Data fabric is a new architecture pattern that is growing in popularity. Interest in the data fabric architecture is high as evidenced by the number of people that signed up and attended our recent webinar on “How Metadata Management Must Evolve to Support Data Fabric”.
During the webinar, we:
- Discussed the key components of a data fabric
- Described how metadata management must evolve to support data fabrics
- Run a poll to understand attendees experience with data fabrics
- Showed demos illustrating key concepts within the data fabric architecture
The chart below shows how webinar attendees characterized their data fabric experience.
As we see, 57% did not know what a data fabric was. This includes 21% who were new to the term and 36% who have heard the term before, but did not know what it meant. The poll also shows that a growing number of organizations (31%) started to discuss data fabric implementation and, finally, 12% are in the process of implementing it.

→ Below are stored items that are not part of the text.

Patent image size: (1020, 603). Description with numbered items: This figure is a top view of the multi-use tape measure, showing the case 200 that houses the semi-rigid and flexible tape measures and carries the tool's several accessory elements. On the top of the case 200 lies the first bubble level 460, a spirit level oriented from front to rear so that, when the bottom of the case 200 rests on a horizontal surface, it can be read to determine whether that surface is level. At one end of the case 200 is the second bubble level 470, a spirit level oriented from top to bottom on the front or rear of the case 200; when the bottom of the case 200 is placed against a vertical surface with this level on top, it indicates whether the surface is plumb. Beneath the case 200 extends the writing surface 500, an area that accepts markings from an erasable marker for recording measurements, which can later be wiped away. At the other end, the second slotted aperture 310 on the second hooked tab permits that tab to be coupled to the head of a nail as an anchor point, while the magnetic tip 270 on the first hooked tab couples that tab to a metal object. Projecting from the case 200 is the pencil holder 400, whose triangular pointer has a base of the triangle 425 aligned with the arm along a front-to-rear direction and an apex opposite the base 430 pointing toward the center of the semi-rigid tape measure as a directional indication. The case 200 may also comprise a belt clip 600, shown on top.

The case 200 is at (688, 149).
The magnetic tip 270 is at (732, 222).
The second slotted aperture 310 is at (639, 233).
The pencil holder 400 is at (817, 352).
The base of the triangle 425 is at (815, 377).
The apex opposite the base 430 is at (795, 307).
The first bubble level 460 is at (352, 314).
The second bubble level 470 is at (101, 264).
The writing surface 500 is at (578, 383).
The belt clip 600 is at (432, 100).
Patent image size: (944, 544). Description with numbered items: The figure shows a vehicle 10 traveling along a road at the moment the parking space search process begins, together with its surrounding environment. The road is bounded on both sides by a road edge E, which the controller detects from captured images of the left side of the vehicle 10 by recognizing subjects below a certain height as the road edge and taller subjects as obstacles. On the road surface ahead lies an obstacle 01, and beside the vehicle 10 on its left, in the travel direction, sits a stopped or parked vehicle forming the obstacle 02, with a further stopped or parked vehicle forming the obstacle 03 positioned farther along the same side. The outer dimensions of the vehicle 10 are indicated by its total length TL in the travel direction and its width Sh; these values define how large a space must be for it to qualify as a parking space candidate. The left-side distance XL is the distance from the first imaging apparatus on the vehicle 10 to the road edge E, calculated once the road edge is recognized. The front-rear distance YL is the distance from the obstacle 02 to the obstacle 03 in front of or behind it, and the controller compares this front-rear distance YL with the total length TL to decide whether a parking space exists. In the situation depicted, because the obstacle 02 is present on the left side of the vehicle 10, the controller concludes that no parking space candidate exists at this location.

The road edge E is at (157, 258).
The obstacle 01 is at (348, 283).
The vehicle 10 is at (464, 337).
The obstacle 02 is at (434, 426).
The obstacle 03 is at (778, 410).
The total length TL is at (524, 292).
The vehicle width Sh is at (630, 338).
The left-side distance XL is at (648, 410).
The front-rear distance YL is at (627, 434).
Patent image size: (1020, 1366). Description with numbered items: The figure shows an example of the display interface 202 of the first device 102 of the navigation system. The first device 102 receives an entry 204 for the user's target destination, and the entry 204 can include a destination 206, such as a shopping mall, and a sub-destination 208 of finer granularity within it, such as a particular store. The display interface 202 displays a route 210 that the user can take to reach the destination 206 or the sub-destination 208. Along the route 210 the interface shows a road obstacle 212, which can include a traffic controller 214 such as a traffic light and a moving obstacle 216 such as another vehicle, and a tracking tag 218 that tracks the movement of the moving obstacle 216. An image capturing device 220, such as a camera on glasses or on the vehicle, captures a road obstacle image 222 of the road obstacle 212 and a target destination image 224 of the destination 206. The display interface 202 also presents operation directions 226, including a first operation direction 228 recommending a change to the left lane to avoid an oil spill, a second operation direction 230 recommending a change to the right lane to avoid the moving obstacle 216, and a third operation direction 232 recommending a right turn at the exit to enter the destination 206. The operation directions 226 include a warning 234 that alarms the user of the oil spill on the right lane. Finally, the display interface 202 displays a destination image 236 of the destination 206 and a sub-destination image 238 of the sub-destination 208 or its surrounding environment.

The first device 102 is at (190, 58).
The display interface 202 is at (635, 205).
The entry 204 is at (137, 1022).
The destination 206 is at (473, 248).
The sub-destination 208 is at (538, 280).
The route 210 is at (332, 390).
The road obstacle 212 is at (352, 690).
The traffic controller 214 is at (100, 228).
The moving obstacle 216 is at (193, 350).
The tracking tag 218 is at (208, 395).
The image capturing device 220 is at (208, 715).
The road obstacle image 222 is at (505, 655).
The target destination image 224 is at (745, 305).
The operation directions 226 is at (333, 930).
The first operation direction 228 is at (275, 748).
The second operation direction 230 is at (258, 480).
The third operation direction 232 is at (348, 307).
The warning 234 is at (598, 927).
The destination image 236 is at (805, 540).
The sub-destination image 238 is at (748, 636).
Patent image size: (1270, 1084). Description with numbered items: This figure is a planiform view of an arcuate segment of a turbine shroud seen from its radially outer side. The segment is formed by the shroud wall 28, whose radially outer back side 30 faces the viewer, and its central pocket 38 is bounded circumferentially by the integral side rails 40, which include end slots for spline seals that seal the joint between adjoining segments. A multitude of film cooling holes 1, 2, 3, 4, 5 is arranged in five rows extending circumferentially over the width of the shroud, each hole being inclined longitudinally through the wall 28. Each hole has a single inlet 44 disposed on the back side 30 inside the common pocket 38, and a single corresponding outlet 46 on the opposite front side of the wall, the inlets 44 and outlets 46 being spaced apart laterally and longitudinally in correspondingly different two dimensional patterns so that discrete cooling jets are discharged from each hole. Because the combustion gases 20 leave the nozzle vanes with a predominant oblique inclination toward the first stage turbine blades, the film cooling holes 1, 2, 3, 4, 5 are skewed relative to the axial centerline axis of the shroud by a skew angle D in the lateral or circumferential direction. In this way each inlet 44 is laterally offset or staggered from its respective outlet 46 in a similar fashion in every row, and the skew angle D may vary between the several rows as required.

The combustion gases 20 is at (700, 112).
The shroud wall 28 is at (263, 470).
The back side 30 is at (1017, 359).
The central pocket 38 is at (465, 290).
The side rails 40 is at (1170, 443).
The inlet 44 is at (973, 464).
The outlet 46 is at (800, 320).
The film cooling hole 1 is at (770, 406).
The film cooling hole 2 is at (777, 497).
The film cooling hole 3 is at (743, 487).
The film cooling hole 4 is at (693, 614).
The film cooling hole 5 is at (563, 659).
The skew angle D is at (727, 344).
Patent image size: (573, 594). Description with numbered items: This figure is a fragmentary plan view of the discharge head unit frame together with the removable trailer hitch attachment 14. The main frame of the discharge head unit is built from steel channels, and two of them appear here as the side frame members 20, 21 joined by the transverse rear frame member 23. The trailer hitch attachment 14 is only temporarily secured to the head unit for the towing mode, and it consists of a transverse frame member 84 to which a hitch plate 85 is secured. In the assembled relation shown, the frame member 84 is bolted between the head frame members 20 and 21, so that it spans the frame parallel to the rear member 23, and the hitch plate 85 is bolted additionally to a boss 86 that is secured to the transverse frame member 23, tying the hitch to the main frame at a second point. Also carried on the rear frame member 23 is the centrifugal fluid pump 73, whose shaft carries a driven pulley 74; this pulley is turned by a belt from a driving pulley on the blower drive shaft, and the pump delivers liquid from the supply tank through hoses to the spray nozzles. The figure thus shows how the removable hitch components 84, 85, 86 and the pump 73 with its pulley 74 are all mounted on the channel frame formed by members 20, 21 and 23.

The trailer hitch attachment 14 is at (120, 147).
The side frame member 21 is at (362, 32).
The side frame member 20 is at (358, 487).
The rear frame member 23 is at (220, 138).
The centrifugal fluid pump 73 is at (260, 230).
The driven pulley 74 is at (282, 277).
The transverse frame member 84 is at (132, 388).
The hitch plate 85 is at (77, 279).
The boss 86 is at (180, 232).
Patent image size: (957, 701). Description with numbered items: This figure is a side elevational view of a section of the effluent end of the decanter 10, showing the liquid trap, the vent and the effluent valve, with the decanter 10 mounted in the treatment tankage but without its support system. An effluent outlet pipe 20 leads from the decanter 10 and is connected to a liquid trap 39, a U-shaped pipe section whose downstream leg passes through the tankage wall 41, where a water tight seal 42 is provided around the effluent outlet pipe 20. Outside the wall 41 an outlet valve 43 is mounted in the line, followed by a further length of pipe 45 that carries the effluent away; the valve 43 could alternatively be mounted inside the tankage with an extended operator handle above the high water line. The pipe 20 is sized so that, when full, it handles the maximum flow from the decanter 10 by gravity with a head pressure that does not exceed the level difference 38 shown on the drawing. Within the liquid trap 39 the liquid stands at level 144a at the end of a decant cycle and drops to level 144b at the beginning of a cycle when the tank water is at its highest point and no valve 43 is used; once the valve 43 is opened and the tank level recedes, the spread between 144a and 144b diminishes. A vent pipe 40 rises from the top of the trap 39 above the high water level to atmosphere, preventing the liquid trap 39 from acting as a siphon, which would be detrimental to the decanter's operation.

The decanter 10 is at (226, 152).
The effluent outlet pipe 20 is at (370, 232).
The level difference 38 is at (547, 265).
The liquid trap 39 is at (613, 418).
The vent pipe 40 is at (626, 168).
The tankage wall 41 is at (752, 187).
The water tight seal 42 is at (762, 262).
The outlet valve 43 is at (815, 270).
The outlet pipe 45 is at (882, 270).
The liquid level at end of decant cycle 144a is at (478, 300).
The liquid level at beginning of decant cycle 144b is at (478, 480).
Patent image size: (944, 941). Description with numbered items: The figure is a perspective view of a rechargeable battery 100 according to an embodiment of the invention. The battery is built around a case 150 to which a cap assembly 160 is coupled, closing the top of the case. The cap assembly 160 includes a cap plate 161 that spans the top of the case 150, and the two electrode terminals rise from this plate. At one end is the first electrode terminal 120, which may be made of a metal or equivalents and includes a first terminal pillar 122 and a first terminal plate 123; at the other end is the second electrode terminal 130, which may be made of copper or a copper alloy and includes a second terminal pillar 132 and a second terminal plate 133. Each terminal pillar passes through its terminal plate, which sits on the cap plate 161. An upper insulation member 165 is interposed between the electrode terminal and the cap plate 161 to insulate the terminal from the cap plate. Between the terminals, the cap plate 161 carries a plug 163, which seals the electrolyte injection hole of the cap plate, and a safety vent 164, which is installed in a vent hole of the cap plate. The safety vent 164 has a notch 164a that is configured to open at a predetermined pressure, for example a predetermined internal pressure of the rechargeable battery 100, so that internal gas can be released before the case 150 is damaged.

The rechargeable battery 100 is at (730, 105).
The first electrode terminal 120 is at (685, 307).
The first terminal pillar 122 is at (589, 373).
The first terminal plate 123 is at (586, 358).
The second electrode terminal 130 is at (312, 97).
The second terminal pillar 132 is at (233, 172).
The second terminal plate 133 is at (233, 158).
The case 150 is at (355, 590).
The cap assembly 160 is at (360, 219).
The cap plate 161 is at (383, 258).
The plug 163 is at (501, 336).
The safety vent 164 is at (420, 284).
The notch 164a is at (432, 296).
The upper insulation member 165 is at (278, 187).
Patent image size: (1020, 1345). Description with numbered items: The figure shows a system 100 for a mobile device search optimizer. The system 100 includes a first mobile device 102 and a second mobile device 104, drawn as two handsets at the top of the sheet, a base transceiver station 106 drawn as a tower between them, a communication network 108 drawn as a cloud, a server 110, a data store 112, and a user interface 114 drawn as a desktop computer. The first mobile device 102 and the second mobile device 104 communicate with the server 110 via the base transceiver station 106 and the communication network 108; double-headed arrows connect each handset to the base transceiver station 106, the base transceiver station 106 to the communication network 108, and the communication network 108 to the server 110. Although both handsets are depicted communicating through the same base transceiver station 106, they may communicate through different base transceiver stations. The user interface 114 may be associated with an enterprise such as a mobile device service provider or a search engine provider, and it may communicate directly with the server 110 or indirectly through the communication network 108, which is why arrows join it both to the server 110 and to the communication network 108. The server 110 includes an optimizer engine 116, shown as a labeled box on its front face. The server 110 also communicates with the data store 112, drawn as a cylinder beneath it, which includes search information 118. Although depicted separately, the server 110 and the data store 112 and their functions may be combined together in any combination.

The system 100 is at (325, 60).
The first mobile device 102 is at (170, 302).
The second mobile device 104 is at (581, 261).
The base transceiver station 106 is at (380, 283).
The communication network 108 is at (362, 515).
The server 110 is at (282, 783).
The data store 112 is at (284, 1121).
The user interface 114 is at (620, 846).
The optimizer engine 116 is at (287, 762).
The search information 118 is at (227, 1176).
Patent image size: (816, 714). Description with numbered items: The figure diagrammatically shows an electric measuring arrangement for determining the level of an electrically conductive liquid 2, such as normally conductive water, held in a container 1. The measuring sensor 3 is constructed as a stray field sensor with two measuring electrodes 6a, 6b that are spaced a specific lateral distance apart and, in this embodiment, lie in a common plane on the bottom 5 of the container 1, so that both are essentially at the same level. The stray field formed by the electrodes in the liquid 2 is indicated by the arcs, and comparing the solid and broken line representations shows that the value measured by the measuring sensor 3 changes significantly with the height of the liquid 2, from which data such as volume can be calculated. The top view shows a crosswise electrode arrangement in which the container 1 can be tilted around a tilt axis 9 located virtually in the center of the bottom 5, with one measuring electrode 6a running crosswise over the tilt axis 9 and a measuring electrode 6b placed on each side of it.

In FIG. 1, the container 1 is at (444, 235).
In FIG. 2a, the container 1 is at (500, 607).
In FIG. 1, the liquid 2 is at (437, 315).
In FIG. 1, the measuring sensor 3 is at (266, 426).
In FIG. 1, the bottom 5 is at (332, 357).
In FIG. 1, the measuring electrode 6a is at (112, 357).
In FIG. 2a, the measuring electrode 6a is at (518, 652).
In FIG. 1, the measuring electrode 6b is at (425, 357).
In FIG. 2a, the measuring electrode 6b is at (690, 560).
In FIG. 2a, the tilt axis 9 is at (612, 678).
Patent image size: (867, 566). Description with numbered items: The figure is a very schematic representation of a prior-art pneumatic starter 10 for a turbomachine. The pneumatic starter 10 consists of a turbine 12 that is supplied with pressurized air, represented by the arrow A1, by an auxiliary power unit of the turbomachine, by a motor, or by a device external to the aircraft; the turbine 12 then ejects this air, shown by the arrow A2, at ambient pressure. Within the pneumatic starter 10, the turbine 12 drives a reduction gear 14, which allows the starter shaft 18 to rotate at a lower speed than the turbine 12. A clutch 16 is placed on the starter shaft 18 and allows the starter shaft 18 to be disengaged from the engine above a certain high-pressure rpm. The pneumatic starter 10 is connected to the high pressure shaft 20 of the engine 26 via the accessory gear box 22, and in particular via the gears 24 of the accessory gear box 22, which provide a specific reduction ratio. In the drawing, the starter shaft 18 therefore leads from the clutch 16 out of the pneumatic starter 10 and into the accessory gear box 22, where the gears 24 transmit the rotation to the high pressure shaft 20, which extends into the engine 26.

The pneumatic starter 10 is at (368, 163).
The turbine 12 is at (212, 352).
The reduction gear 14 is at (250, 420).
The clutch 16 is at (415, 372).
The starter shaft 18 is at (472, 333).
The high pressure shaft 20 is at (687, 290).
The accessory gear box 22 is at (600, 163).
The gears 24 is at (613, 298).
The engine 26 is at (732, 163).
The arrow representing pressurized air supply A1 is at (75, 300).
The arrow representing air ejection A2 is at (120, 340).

This blog addresses questions we were asked during the webinar, but did not have time to answer. For those who did not yet watched the webinar, we start by identifying the key facts about data fabric in the section below.
What is Data Fabric?
Data fabric is an architectural pattern. Gartner, the analyst firm that coined the term data fabric, stresses that it is not a single product or even a simple collection of tools. It is a design concept that requires multiple existing and emerging data management technologies to play together in a certain way.
We have created a diagram depicting conceptual architecture for a data fabric environment.
The diagram consists of five layers:
- At the center are data sources. Although shown in the middle of the diagram, in practice, they are distributed and heterogeneous.
- The fundamental concept in the data fabric architecture is cataloging distributed data sources in a knowledge graph which, to quote Gartner, reflects everything that happens to your data. This is not “your father’s data catalog”. It is a dynamic, composable and highly emergent knowledge graph – shown in the diagram as a layer surrounding the data sources.
- Metadata that lives in the knowledge graph gets collected from the data sources and from any other important source of relevant information e.g., log files. It is further interpreted, reasoned over and enriched by algorithms that take advantage of the information in the knowledge graph. Gartner calls this process activation of the metadata.
- Different data delivery tools and services plug into this architecture. They consult the knowledge graph to understand the scope and context of the available information, access rights and other important factors.
- Data governance and standards are very important to the ability of different products work together within the data fabric architecture. We have shown this aspect in an outermost, blue layer in the diagram.
Even if you do not have a subscriber access to Gartner’s research, you can see an informative overview of the data fabric concept in this free article by Gartner.
Frequently Asked Questions
We will now move on to address questions we received from the webinar participants. Generally speaking, questions fell into two categories:
1. Lifecycle of the Metadata Captured in a Knowledge Graph
This included questions and comments like:
“How are verify that the metadata is correct?”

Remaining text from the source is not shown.